The Metrics System: How MLB's Statcast is creating baseball's new arms race
- New technology has produced massive piles of data about everything that happens on a baseball diamond. For both players and MLB front offices, all kinds of answers are in there—finding an edge is all about asking the right questions.
This story appeared in the Aug. 22, 2016 issue of SPORTS ILLUSTRATED. To subscribe to the magazine, click here.
One afternoon in May, Diamondbacks third baseman Jake Lamb was engrossed in his daily pregame routine inside the clubhouse when he stopped, suddenly, in front of a TV screen. He had overheard an unlikely topic of conversation on the afternoon MLB Network show: a somewhat obscure second-year player on a middling team who was a having an unremarkable season. The talking heads were diving into a list of players whose average exit velocity—the speed at which a ball comes off a bat—had improved the most from the 2015 season, and they were discussing the hitter who'd seen the greatest jump. The player atop the list, to the surprise of the analysts and to Lamb himself, was Jake Lamb.

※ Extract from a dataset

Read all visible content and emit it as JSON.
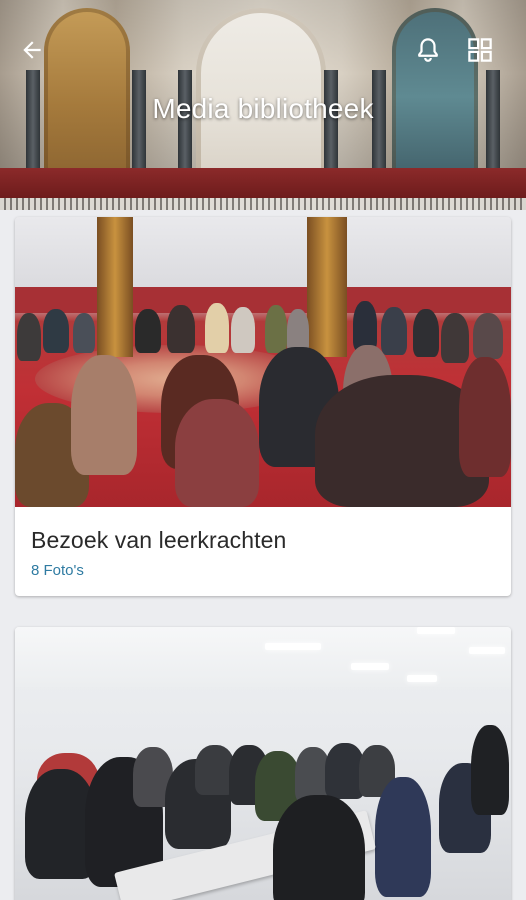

Lamb does not like to clutter his head with information; the daily team stat sheets have no use to him. His philosophy is that the categorizing of a hitter's batted balls into "outs" or "hits" on a given night is more or less a dice game—a fielder makes a remarkable play, or happens to be standing in the right spot, and what should be a hit becomes an out. "If I hit the ball hard, I count it as a hit," Lamb says. "If I hit two balls hard, at the end of the night I was 2 for 4, even though on the scorecard I was 0-fer. If you look at the result, you're going to drive yourself crazy."
Over the winter, after a somewhat disappointing 2015 rookie season in which he hit .263 with six home runs in 107 games, Lamb overhauled his approach at the plate; he added a leg kick and lowered his hands so that when he started his swing, they were moving in a straighter plane through the strike zone. Though he felt he was squaring up the ball better early in the '16 season, the results didn't reflect that—that day in May his slugging percentage was .500, and even Lamb was beginning to question the effectiveness of his new style.
But now, standing in front of the TV, he was looking at a number—his 93.7-mph average exit velocity, which ranked higher than that of Bryce Harper, Miguel Cabrera and Lamb's star teammate, Paul Goldschmidt—that told a different story. Lamb was doing precisely what he'd set out to do with his new swing: He was absolutely murdering the baseball. "Here was something telling me, don't change a thing," he says. "I'm doing everything right."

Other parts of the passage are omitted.